Wong’s goals lift Gryphon hockey women to opening win
Rob Massey, Guelph Sports Journal
GUELPH – A pair of second-period goals by Mackenzie Wong less than five minutes apart lifted the Guelph Gryphons to a 3-1 victory over the Waterloo Warriors in a tight-checking opening game of their best-of-three OUA women’s hockey semifinal series Wednesday night at the Gryphon Centre.
“The further we go in playoffs, the more we expect we’re going to come into tight games,” Gryphon coach Rachel Flanagan said. “They’re a really, really fast relentless team and we knew we had to move pucks quickly. They hemmed us in a bunch of times and we just kind of survived.”
The Gryphs scored the only goal of the first period before Waterloo tied it early in the second.

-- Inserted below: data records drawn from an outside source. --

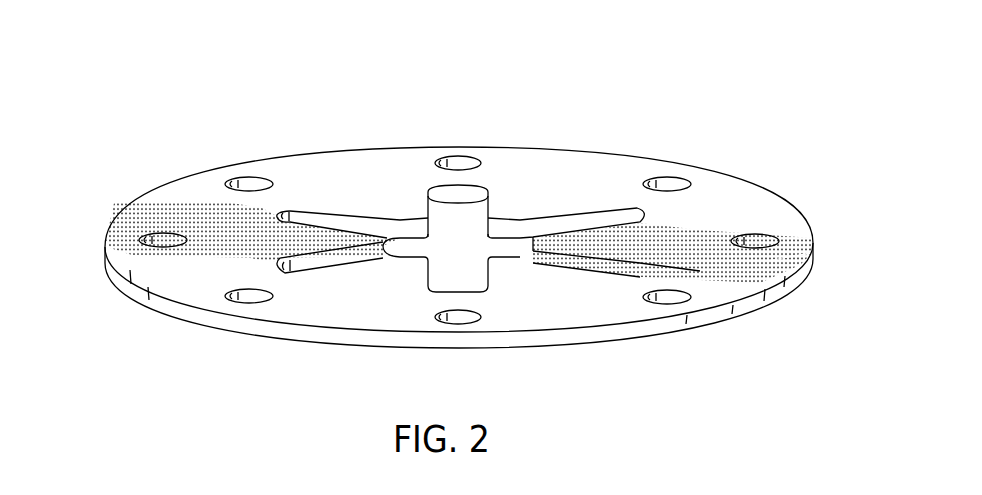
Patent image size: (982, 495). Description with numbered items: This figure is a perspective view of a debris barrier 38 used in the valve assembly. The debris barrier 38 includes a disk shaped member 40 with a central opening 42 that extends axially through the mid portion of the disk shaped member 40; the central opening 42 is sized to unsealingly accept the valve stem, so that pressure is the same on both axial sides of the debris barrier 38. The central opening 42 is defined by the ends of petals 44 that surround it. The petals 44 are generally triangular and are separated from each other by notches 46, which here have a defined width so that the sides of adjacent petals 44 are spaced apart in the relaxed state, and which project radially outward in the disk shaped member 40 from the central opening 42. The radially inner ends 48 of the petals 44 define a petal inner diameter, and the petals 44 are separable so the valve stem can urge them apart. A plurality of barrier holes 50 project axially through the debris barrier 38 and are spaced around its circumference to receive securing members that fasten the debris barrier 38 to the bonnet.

The debris barrier 38 is at (716, 129).
The disk shaped member 40 is at (173, 200).
The central opening 42 is at (458, 237).
The petals 44 is at (396, 208).
The notches 46 is at (574, 227).
The radially inner ends 48 is at (382, 228).
The barrier holes 50 is at (758, 236).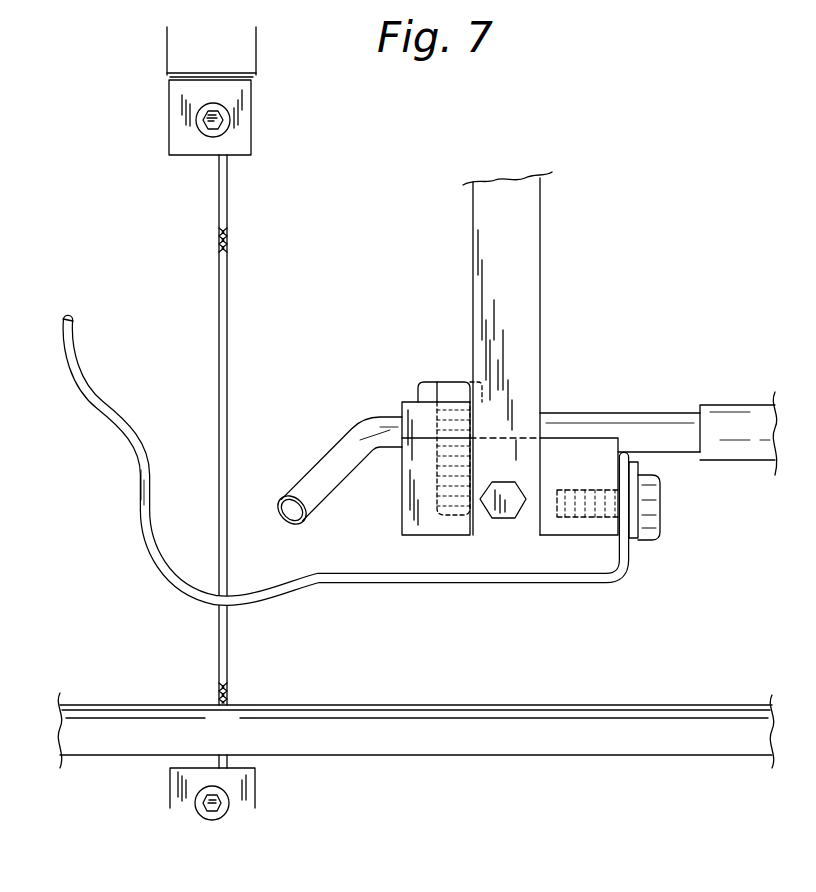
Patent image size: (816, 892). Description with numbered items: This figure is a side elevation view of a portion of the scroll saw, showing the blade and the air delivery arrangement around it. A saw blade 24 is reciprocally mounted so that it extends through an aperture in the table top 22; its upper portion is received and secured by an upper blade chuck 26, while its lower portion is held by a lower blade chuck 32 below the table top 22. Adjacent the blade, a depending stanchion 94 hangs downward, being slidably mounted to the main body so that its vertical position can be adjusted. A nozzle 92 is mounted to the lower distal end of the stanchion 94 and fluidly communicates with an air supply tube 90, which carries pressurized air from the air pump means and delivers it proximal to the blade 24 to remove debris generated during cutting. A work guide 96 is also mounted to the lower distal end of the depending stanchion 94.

The table top 22 is at (132, 718).
The saw blade 24 is at (223, 191).
The upper blade chuck 26 is at (182, 58).
The lower blade chuck 32 is at (170, 778).
The air supply tube 90 is at (743, 410).
The nozzle 92 is at (353, 432).
The depending stanchion 94 is at (518, 232).
The work guide 96 is at (103, 397).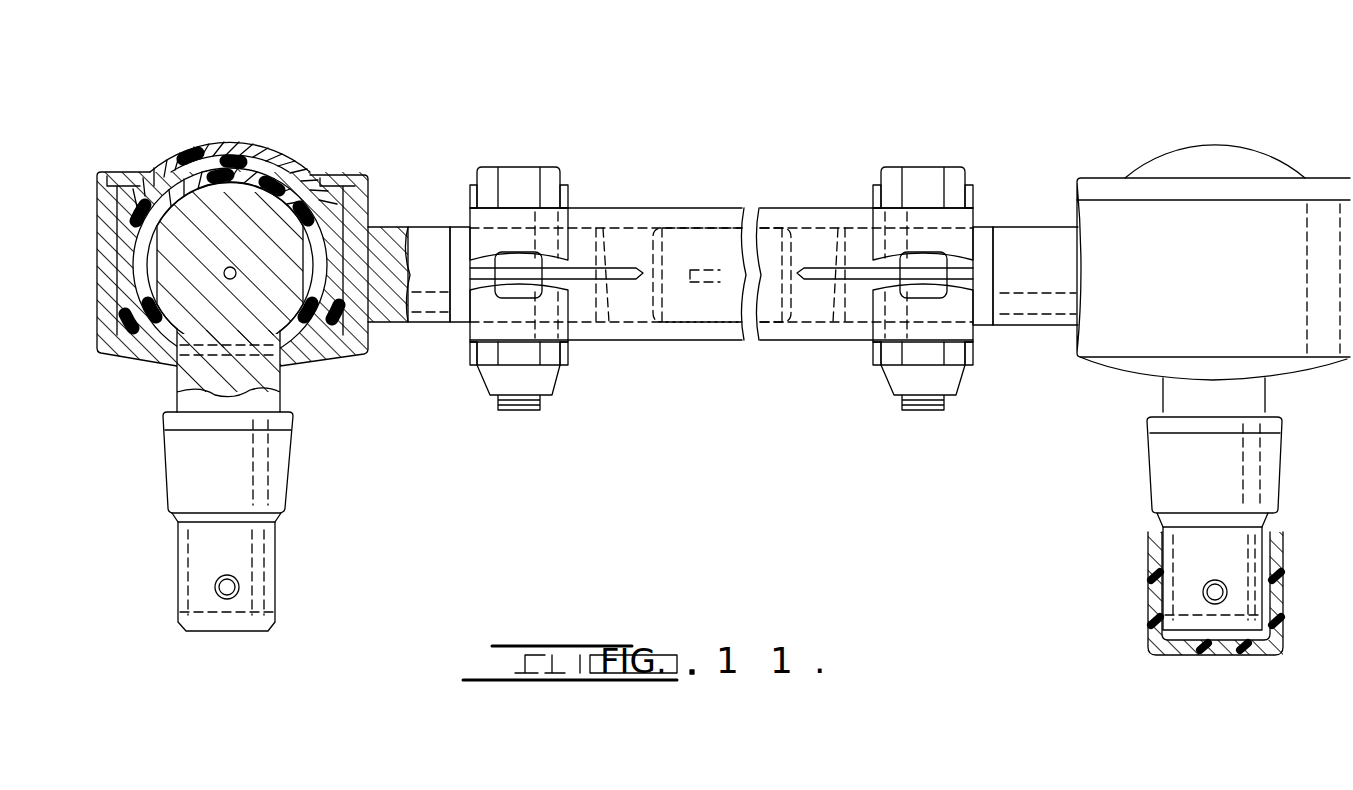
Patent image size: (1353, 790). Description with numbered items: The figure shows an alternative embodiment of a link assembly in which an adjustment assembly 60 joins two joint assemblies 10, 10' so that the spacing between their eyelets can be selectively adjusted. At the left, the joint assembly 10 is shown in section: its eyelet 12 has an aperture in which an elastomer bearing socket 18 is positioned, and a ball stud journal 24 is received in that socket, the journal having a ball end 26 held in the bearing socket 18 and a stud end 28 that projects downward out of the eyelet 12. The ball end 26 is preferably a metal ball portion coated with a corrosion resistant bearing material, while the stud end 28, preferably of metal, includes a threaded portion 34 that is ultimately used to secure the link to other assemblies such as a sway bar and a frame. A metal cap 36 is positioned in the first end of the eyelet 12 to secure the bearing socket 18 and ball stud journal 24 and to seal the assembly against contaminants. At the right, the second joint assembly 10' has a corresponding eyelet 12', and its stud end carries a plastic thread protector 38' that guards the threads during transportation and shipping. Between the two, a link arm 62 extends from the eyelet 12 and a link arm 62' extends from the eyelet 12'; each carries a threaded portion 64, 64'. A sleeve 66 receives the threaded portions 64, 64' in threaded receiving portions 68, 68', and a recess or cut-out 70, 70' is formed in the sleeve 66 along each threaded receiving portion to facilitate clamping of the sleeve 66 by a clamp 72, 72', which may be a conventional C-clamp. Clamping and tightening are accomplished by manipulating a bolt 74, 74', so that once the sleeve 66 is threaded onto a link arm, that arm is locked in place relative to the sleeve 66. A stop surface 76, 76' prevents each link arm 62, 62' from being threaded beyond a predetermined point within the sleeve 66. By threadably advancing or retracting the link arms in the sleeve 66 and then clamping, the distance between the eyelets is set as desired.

Wong scored her two goals in the final seven minutes of the period and the Gryphs turned up their checking to keep the third scoreless.
“Our first period was OK,” Flanagan said. “The second we felt like we had a bit more in the tank and our third was definitely our best period. Our fourth line that has a lot of speed, they’re small but mighty, they really dominated tonight. Offensively, they kept pucks deep, they moved their feet and they generated a number of opportunities, especially in the first and second.”

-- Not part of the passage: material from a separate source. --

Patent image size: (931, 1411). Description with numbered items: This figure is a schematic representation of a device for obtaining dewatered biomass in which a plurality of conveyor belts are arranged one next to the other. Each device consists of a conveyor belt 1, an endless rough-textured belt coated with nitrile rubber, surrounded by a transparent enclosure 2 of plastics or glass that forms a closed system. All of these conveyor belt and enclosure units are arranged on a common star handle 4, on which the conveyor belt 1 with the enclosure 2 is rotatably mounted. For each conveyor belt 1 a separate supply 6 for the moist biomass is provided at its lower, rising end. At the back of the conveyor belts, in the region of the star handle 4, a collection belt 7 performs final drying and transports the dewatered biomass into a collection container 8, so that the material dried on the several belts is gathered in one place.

Wong had a simple tactic that paid off with the goals.
“Just getting pucks to the net, honestly,” she said. “The first one, there was lots of traffic and I just got it to the net. The second one I just sort of forced it in there as well.”
Those goals helped the Gryphs take the crucial opening game.
“It just really sets the tone for the series,” Wong said. “We really wanted to get out there and set the tempo and send a message today.”
Karli Shell scored the first-period goal for the Gryphs while assists in the game were awarded to Kristen Jay, Meagan Lee, Kaitlin Lowy, Katherine Bailey, Ashlee Lawrence and Sophie Rodenburg.
Dana Fairbairn scored for Waterloo with help from Amy Barnard and Angela MacDonald.
Game 2 is to go at Waterloo’s Columbia Ice Fields arena Saturday at 2:30 p.m.
“We know when we go to Waterloo we’re going to be in for a dogfight,” Flanagan said. “It’s a tough barn to play in. It’s smaller so the forecheck comes even faster, but it also means pucks get to you a little bit faster as well. Hopefully, we can turn a few more pucks over with our speed and just be ready and prepared for their speed.”
The last time the Gryphs played the Warriors at Waterloo, they suffered a 3-0 setback. That was Feb. 12, the penultimate weekend of the regular season. They bounced back from that with wins over the Windsor Lancers and Nipissing Lakers the following weekend.
“Similar to our last couple of years, we get a little bit complacent with winning games so we knew that it was coming,” Flanagan said of that loss. “I’m kind of grateful it happened against them. It probably gave them a little more confidence than we want them to have, but it certainly woke our girls up knowing how hard they’re going to have to work against a team like that.”
“We didn’t play our best 60 there and it just shows that if we don’t work hard, then teams can catch up to us,” Wong said. “We just have to make sure we take care of our own business.”
If Waterloo wins Saturday, the third and deciding game of the series is to be played Sunday at 2 p.m. at the Gryphon Centre.
Winner of the series will play in the single-game OUA McCaw Cup championship March 11 against the winner of the other semifinal between Nipissing and the Toronto Varsity Blues.
If the defending champion Gryphs win their semifinal, they’ll host the McCaw Cup final as they finished the regular season in first place.